Design, build, and maintain Azure-based infrastructure, with a primary focus on Azure Kubernetes Service (AKS) for reliability, scalability, and developer experience.
Architect and operate infrastructure to support continuous availability — including zero-downtime deployments, automated rollouts, and the ability to scale capacity up and down in response to predictable demand peaks and quiet periods throughout the year.
Own system reliability and maintenance practices, including patching, upgrades, and configuration management across environments, ensuring infrastructure remains healthy, current, and audit-ready.
Develop and maintain disaster recovery and business continuity plans — including documented runbooks, tested recovery procedures, rollback strategies, and data recovery protocols that can be executed confidently when needed.
Develop and document reusable tools, networking patterns, and infrastructure templates for engineering teams to follow.
Collaborate cross-functionally with engineering teams when infrastructure changes are coming, or when working with them to understand what they need.
Own and improve CI/CD pipelines using GitHub Actions ensuring fast, reliable, and secure delivery of workflows.
Manage infrastructure-as-code using Terraform, enabling repeatable and auditable provisioning across environments.
Implement and maintain observability and monitoring solutions, including Grafana dashboards and alerting, to provide teams with clear visibility into system health.

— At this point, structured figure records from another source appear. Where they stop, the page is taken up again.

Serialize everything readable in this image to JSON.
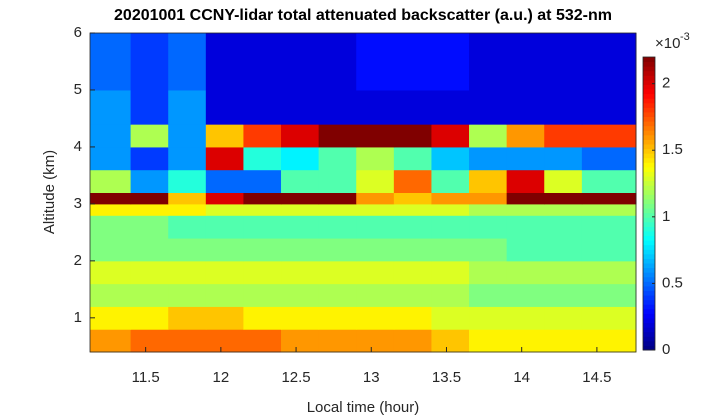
{
  "chart_data": {
    "type": "heatmap",
    "title": "20201001 CCNY-lidar total attenuated backscatter (a.u.) at 532-nm",
    "x_label": "Local time (hour)",
    "y_label": "Altitude (km)",
    "xbins": [
      11.13,
      11.4,
      11.65,
      11.9,
      12.15,
      12.4,
      12.65,
      12.9,
      13.15,
      13.4,
      13.65,
      13.9,
      14.15,
      14.4,
      14.76
    ],
    "ybins": [
      0.4,
      0.8,
      1.2,
      1.6,
      2.0,
      2.4,
      2.8,
      3.0,
      3.2,
      3.6,
      4.0,
      4.4,
      5.0,
      6.0
    ],
    "values": [
      [
        1.6,
        1.7,
        1.7,
        1.7,
        1.7,
        1.6,
        1.6,
        1.6,
        1.6,
        1.5,
        1.4,
        1.4,
        1.4,
        1.4
      ],
      [
        1.4,
        1.4,
        1.5,
        1.5,
        1.4,
        1.4,
        1.4,
        1.4,
        1.4,
        1.3,
        1.3,
        1.3,
        1.3,
        1.3
      ],
      [
        1.2,
        1.2,
        1.2,
        1.2,
        1.2,
        1.2,
        1.2,
        1.2,
        1.2,
        1.2,
        1.1,
        1.1,
        1.1,
        1.1
      ],
      [
        1.3,
        1.3,
        1.3,
        1.3,
        1.3,
        1.3,
        1.3,
        1.3,
        1.3,
        1.3,
        1.2,
        1.2,
        1.2,
        1.2
      ],
      [
        1.1,
        1.1,
        1.1,
        1.1,
        1.1,
        1.1,
        1.1,
        1.1,
        1.1,
        1.1,
        1.1,
        1.0,
        1.0,
        1.0
      ],
      [
        1.1,
        1.1,
        1.0,
        1.0,
        1.0,
        1.0,
        1.0,
        1.0,
        1.0,
        1.0,
        1.0,
        1.0,
        1.0,
        1.0
      ],
      [
        1.4,
        1.4,
        1.4,
        1.3,
        1.3,
        1.3,
        1.3,
        1.3,
        1.3,
        1.3,
        1.2,
        1.2,
        1.2,
        1.2
      ],
      [
        2.2,
        2.2,
        1.5,
        2.0,
        2.2,
        2.2,
        2.2,
        1.6,
        1.5,
        1.6,
        1.6,
        2.2,
        2.2,
        2.2
      ],
      [
        1.2,
        0.6,
        0.9,
        0.5,
        0.5,
        1.0,
        1.0,
        1.3,
        1.7,
        1.0,
        1.5,
        2.0,
        1.3,
        1.0
      ],
      [
        0.6,
        0.4,
        0.6,
        2.0,
        0.9,
        0.8,
        1.0,
        1.2,
        1.0,
        0.7,
        0.6,
        0.6,
        0.6,
        0.5
      ],
      [
        0.6,
        1.2,
        0.6,
        1.5,
        1.8,
        2.0,
        2.2,
        2.2,
        2.2,
        2.0,
        1.2,
        1.6,
        1.8,
        1.8
      ],
      [
        0.6,
        0.4,
        0.6,
        0.2,
        0.2,
        0.2,
        0.2,
        0.2,
        0.2,
        0.2,
        0.2,
        0.2,
        0.2,
        0.2
      ],
      [
        0.5,
        0.4,
        0.5,
        0.2,
        0.2,
        0.2,
        0.2,
        0.3,
        0.3,
        0.3,
        0.2,
        0.2,
        0.2,
        0.2
      ]
    ],
    "xlim": [
      11.13,
      14.76
    ],
    "ylim": [
      0.4,
      6
    ],
    "xticks": [
      11.5,
      12,
      12.5,
      13,
      13.5,
      14,
      14.5
    ],
    "yticks": [
      1,
      2,
      3,
      4,
      5,
      6
    ],
    "clim": [
      0,
      2.2
    ],
    "cticks": [
      0,
      0.5,
      1,
      1.5,
      2
    ],
    "c_multiplier": "×10",
    "c_exponent": "-3",
    "colormap": "jet"
  }
}
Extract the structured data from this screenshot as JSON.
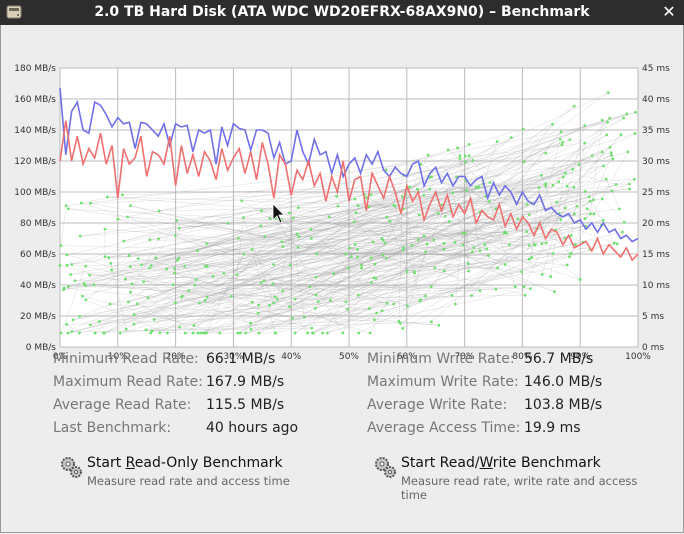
{
  "window": {
    "title": "2.0 TB Hard Disk (ATA WDC WD20EFRX-68AX9N0) – Benchmark"
  },
  "stats_left": [
    {
      "label": "Minimum Read Rate:",
      "value": "66.1 MB/s"
    },
    {
      "label": "Maximum Read Rate:",
      "value": "167.9 MB/s"
    },
    {
      "label": "Average Read Rate:",
      "value": "115.5 MB/s"
    },
    {
      "label": "Last Benchmark:",
      "value": "40 hours ago"
    }
  ],
  "stats_right": [
    {
      "label": "Minimum Write Rate:",
      "value": "56.7 MB/s"
    },
    {
      "label": "Maximum Write Rate:",
      "value": "146.0 MB/s"
    },
    {
      "label": "Average Write Rate:",
      "value": "103.8 MB/s"
    },
    {
      "label": "Average Access Time:",
      "value": "19.9 ms"
    }
  ],
  "actions": {
    "read_only": {
      "label_pre": "Start ",
      "label_key": "R",
      "label_post": "ead-Only Benchmark",
      "desc": "Measure read rate and access time"
    },
    "read_write": {
      "label_pre": "Start Read/",
      "label_key": "W",
      "label_post": "rite Benchmark",
      "desc": "Measure read rate, write rate and access time"
    }
  },
  "colors": {
    "read": "#7070e8",
    "write": "#f07070",
    "access": "#70e070",
    "grid": "#bcbcbc"
  },
  "icons": {
    "title": "drive-icon",
    "close": "close-icon",
    "action": "gears-icon"
  },
  "chart_data": {
    "type": "line",
    "xlim": [
      0,
      100
    ],
    "ylim_left": [
      0,
      180
    ],
    "ylim_right": [
      0,
      45
    ],
    "x_ticks": [
      "0%",
      "10%",
      "20%",
      "30%",
      "40%",
      "50%",
      "60%",
      "70%",
      "80%",
      "90%",
      "100%"
    ],
    "y_left_ticks": [
      "0 MB/s",
      "20 MB/s",
      "40 MB/s",
      "60 MB/s",
      "80 MB/s",
      "100 MB/s",
      "120 MB/s",
      "140 MB/s",
      "160 MB/s",
      "180 MB/s"
    ],
    "y_right_ticks": [
      "0 ms",
      "5 ms",
      "10 ms",
      "15 ms",
      "20 ms",
      "25 ms",
      "30 ms",
      "35 ms",
      "40 ms",
      "45 ms"
    ],
    "grid": true,
    "series": [
      {
        "x": [
          0,
          1,
          2,
          3,
          4,
          5,
          6,
          7,
          8,
          9,
          10,
          11,
          12,
          13,
          14,
          15,
          16,
          17,
          18,
          19,
          20,
          21,
          22,
          23,
          24,
          25,
          26,
          27,
          28,
          29,
          30,
          31,
          32,
          33,
          34,
          35,
          36,
          37,
          38,
          39,
          40,
          41,
          42,
          43,
          44,
          45,
          46,
          47,
          48,
          49,
          50,
          51,
          52,
          53,
          54,
          55,
          56,
          57,
          58,
          59,
          60,
          61,
          62,
          63,
          64,
          65,
          66,
          67,
          68,
          69,
          70,
          71,
          72,
          73,
          74,
          75,
          76,
          77,
          78,
          79,
          80,
          81,
          82,
          83,
          84,
          85,
          86,
          87,
          88,
          89,
          90,
          91,
          92,
          93,
          94,
          95,
          96,
          97,
          98,
          99,
          100
        ],
        "values": [
          167,
          124,
          152,
          158,
          140,
          138,
          158,
          156,
          150,
          142,
          148,
          144,
          145,
          128,
          145,
          144,
          140,
          136,
          144,
          130,
          144,
          142,
          143,
          126,
          140,
          138,
          140,
          118,
          142,
          130,
          144,
          141,
          140,
          127,
          140,
          140,
          138,
          122,
          132,
          118,
          120,
          140,
          126,
          118,
          134,
          124,
          126,
          112,
          124,
          110,
          118,
          122,
          112,
          124,
          118,
          126,
          114,
          110,
          116,
          112,
          110,
          118,
          120,
          104,
          112,
          116,
          106,
          112,
          104,
          110,
          110,
          104,
          108,
          110,
          96,
          106,
          98,
          104,
          100,
          92,
          100,
          94,
          92,
          98,
          88,
          90,
          86,
          84,
          86,
          80,
          82,
          76,
          80,
          74,
          80,
          74,
          76,
          70,
          72,
          68,
          70
        ]
      },
      {
        "x": [
          0,
          1,
          2,
          3,
          4,
          5,
          6,
          7,
          8,
          9,
          10,
          11,
          12,
          13,
          14,
          15,
          16,
          17,
          18,
          19,
          20,
          21,
          22,
          23,
          24,
          25,
          26,
          27,
          28,
          29,
          30,
          31,
          32,
          33,
          34,
          35,
          36,
          37,
          38,
          39,
          40,
          41,
          42,
          43,
          44,
          45,
          46,
          47,
          48,
          49,
          50,
          51,
          52,
          53,
          54,
          55,
          56,
          57,
          58,
          59,
          60,
          61,
          62,
          63,
          64,
          65,
          66,
          67,
          68,
          69,
          70,
          71,
          72,
          73,
          74,
          75,
          76,
          77,
          78,
          79,
          80,
          81,
          82,
          83,
          84,
          85,
          86,
          87,
          88,
          89,
          90,
          91,
          92,
          93,
          94,
          95,
          96,
          97,
          98,
          99,
          100
        ],
        "values": [
          120,
          146,
          120,
          136,
          118,
          128,
          122,
          138,
          118,
          130,
          96,
          128,
          118,
          122,
          136,
          110,
          126,
          124,
          118,
          136,
          104,
          130,
          112,
          124,
          110,
          126,
          120,
          108,
          128,
          114,
          122,
          128,
          112,
          126,
          108,
          132,
          118,
          96,
          124,
          118,
          98,
          114,
          108,
          120,
          104,
          112,
          94,
          110,
          100,
          120,
          94,
          108,
          110,
          88,
          112,
          104,
          96,
          110,
          100,
          86,
          104,
          94,
          100,
          82,
          92,
          100,
          88,
          98,
          84,
          92,
          86,
          96,
          80,
          88,
          84,
          82,
          92,
          78,
          86,
          76,
          84,
          80,
          72,
          80,
          70,
          76,
          74,
          66,
          72,
          64,
          66,
          68,
          62,
          70,
          60,
          66,
          62,
          58,
          64,
          56,
          60
        ]
      }
    ]
  }
}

Manage identity and access using Microsoft Entra ID, applying least-privilege principles across services and teams.
Approach all infrastructure work with a security-first mindset — proactively identifying risks, enforcing compliance patterns, and communicating deviations from standard operating procedures.
Communicate clearly with stakeholders and adjacent teams on infrastructure changes, timelines, and dependencies.
Contribute to the team's knowledge base by creating runbooks, architecture documentation, and onboarding guides.
Requirements
4+ years of hands-on experience with Azure infrastructure in a production environment.
Deep experience with Azure Kubernetes Service (AKS) — cluster management, networking, scaling, gitops and day-2 operations.
Strong understanding of cloud networking, including VNets, NSGs, private endpoints, DNS, and ingress/egress patterns.
Experience with infrastructure-as-code — Terraform preferred.
Proficiency with CI/CD tooling, particularly GitHub Actions.
Comfort working in a small, remote team with a high degree of autonomy and ownership.
Strong written and verbal communication skills — able to work cross-functionally, explain technical decisions clearly, and keep stakeholders informed.
Security-conscious approach to infrastructure design and operations.
Eastern or Central time zone required for team collaboration.